Paso 1: Asar los chiles

  1. Coloca los chiles poblanos directamente sobre la llama de la estufa o en una parrilla precalentada.
  2. Asa los chiles, girándolos de vez en cuando, hasta que la piel se haya carbonizado y esté negra y ampollada.
  3. Retira los chiles del fuego y colócalos en una bolsa de plástico sellada o en un recipiente cubierto con papel film durante unos 10 minutos. Esto ayudará a que la piel se desprenda más fácilmente.

Paso 2: Pelar y desvenar los chiles

  1. Pasados los 10 minutos, saca los chiles de la bolsa o recipiente y retira la piel negra con cuidado.
  2. Haz una incisión vertical en cada chile y retira las semillas y venas con cuidado. Asegúrate de no romper los chiles en el proceso.
  3. Enjuaga los chiles suavemente con agua para eliminar cualquier residuo de piel o semillas.

Paso 3: Rellenar los chiles

  1. Rellena cada chile con el queso rallado. Asegúrate de no sobrepasar su capacidad de relleno, ya que podría dificultar el cierre.

Paso 4: Preparar el capeado

  1. Separa las claras y las yemas de los huevos en recipientes diferentes.
  2. Bate las claras a punto de nieve utilizando una batidora eléctrica o manual.
  3. Agrega las yemas a las claras batidas y continúa batiendo hasta obtener una mezcla homogénea.
  4. Agrega sal al gusto y mezcla nuevamente.
  5. Vierte la harina en un plato o recipiente plano.

Paso 5: Freír los chiles rellenos

  1. Calienta suficiente aceite vegetal en una sartén grande a fuego medio-alto.
  2. Sumerge cada chile relleno en la harina, asegurándote de cubrirlo completamente.
  3. Luego, sumerge el chile enharinado en la mezcla de huevo batido, cubriendo bien todas las superficies.
  4. Coloca los chiles rellenos en el aceite caliente y fríelos hasta que estén dorados y crujientes por todos los lados.
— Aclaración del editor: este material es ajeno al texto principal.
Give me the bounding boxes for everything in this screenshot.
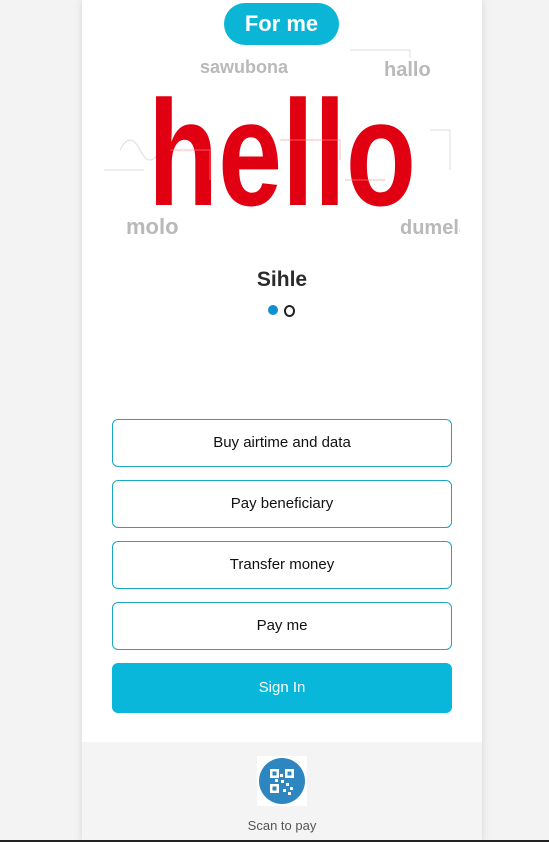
- hero-tiny-label: simplify: [196, 109, 213, 115]
- qr-code-icon[interactable]: [257, 756, 307, 806]
- buy-airtime-button[interactable]: Buy airtime and data: [112, 419, 452, 467]
- carousel-dot-inactive[interactable]: [284, 305, 295, 317]
- pay-me-button[interactable]: Pay me: [112, 602, 452, 650]
- carousel-indicator: [265, 303, 299, 317]
- hello-word: hello: [148, 69, 416, 237]
- profile-name: Sihle: [256, 268, 308, 291]
- hero-tiny-label: credit: [342, 186, 355, 192]
- main-panel: For me sawubona hallo molo dumela hello: [82, 0, 482, 842]
- sign-in-button[interactable]: Sign In: [112, 663, 452, 713]
- for-me-tab[interactable]: For me: [224, 3, 339, 45]
- scan-to-pay-label: Scan to pay: [247, 818, 317, 833]
- hello-banner: sawubona hallo molo dumela hello simplif…: [100, 30, 471, 250]
- carousel-dot-active[interactable]: [268, 305, 278, 315]
- transfer-money-button[interactable]: Transfer money: [112, 541, 452, 589]
- hero-tiny-label: bank: [168, 76, 179, 82]
- pay-beneficiary-button[interactable]: Pay beneficiary: [112, 480, 452, 528]
- footer: Scan to pay: [82, 742, 482, 842]
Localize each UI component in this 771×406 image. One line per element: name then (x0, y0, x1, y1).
Esto tomará alrededor de 3-4 minutos por cada lado.
  5. Retira los chiles de la sartén y colócalos sobre papel absorbente para eliminar el exceso de grasa.

¡Y eso es todo! Ahora puedes servir los Chiles Rellenos en un plato, puedes acompañarlos con salsa de tomate, arroz o frijoles refritos. ¡Buen provecho!